Apr 16 14:04:42 san2 kernel: drbd1: asender terminated
Apr 16 14:04:42 san2 kernel: drbd1: Terminating asender thread
Apr 16 14:04:42 san2 kernel: drbd1: tl_clear()
Apr 16 14:04:42 san2 kernel: drbd1: Connection closed
Apr 16 14:04:42 san2 kernel: drbd1: conn( TearDown -> Unconnected )
Apr 16 14:04:42 san2 kernel: drbd1: receiver terminated
Apr 16 14:04:42 san2 kernel: drbd1: Restarting receiver thread
Apr 16 14:04:42 san2 kernel: drbd1: receiver (re)started
Apr 16 14:04:42 san2 kernel: drbd1: conn( Unconnected -> WFConnection )
Apr 16 14:04:42 san2 crmd: [12987]: info: do_lrm_rsc_op: Performing
key=174:43:0:90b5d1cc-a955-48e8-a1a6-7a2674a8c783 op=drbd1:1_notify_0 )
Apr 16 14:04:42 san2 lrmd: [12984]: info: rsc:drbd1:1: notify
Apr 16 14:04:42 san2 crm_master: [6492]: info: Invoked: /usr/sbin/crm_master
-l reboot -v 10
Apr 16 14:04:42 san2 attrd: [12986]: info: attrd_trigger_update: Sending
flush op to all hosts for: master-drbd1:1
Apr 16 14:04:42 san2 attrd: [12986]: info: attrd_perform_update: Sent update
118: master-drbd1:1=10
Apr 16 14:04:42 san2 lrmd: [12984]: info: RA output: (drbd1:1:notify:stdout)
0 Trying master-drbd1:1=10 update via attrd
Apr 16 14:04:42 san2 crmd: [12987]: info: process_lrm_event: LRM operation
drbd1:1_notify_0 (call=109, rc=0, cib-update=135, confirmed=true) complete
ok
Apr 16 14:04:43 san2 crmd: [12987]: info: do_lrm_rsc_op: Performing
key=170:44:0:90b5d1cc-a955-48e8-a1a6-7a2674a8c783 op=drbd1:1_notify_0 )

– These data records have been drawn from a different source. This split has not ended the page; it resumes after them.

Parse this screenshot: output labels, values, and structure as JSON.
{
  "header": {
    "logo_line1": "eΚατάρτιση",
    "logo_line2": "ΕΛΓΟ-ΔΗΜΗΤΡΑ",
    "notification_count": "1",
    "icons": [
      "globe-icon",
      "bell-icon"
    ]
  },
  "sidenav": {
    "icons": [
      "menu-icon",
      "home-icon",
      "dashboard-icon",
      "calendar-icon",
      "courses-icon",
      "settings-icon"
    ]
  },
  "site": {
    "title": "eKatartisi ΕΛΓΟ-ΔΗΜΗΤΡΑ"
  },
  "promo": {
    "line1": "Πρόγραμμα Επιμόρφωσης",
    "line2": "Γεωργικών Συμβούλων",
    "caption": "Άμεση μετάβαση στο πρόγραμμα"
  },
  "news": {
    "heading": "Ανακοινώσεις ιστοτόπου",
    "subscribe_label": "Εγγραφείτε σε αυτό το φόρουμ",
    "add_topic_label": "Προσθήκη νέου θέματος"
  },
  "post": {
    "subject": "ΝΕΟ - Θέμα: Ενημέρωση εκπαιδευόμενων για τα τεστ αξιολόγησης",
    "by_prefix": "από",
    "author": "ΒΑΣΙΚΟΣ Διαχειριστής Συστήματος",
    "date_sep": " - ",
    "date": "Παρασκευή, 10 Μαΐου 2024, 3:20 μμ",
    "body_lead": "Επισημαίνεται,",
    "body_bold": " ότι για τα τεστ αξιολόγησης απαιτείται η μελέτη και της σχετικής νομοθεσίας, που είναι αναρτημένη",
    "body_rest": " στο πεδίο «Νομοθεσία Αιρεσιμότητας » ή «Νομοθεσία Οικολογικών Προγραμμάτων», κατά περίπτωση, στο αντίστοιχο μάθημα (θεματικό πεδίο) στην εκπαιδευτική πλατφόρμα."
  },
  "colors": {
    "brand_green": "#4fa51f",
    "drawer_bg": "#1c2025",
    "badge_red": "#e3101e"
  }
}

Apr 16 14:04:43 san2 lrmd: [12984]: info: rsc:drbd1:1: notify



Dejan Muhamedagic wrote:
> 
> Hi,
> 
> On Thu, Apr 16, 2009 at 10:11:26AM -0700, Ethan Bannister wrote:
>> 
>> Perhaps someone may be able to give me a little insight on what I may be
>> doing wrong.  I would like to have DRBD promote on secondary machine when
>> the Ethernet connection to the initiator on my SAN goes down.  When I
>> pull
>> the cable or bring eth0 down which IPaddr resides on, this is what
>> crm_mon
>> shows me soon after:
>> 
>> ============
>> Last updated: Thu Apr 16 12:38:36 2009
>> Current DC: init2.mydomain.com (1d3814dc-7928-4beb-99f6-c7ade09056a5) -
>> partition with quorum
>> Version: 1.0.3-b133b3f19797c00f9189f4b66b513963f9d25db9
>> 4 Nodes configured, unknown expected votes
>> 8 Resources configured.
>> ============
>> 
>> Online: [ san2.mydomain.com init2.mydomain.com init1.mydomain.com ]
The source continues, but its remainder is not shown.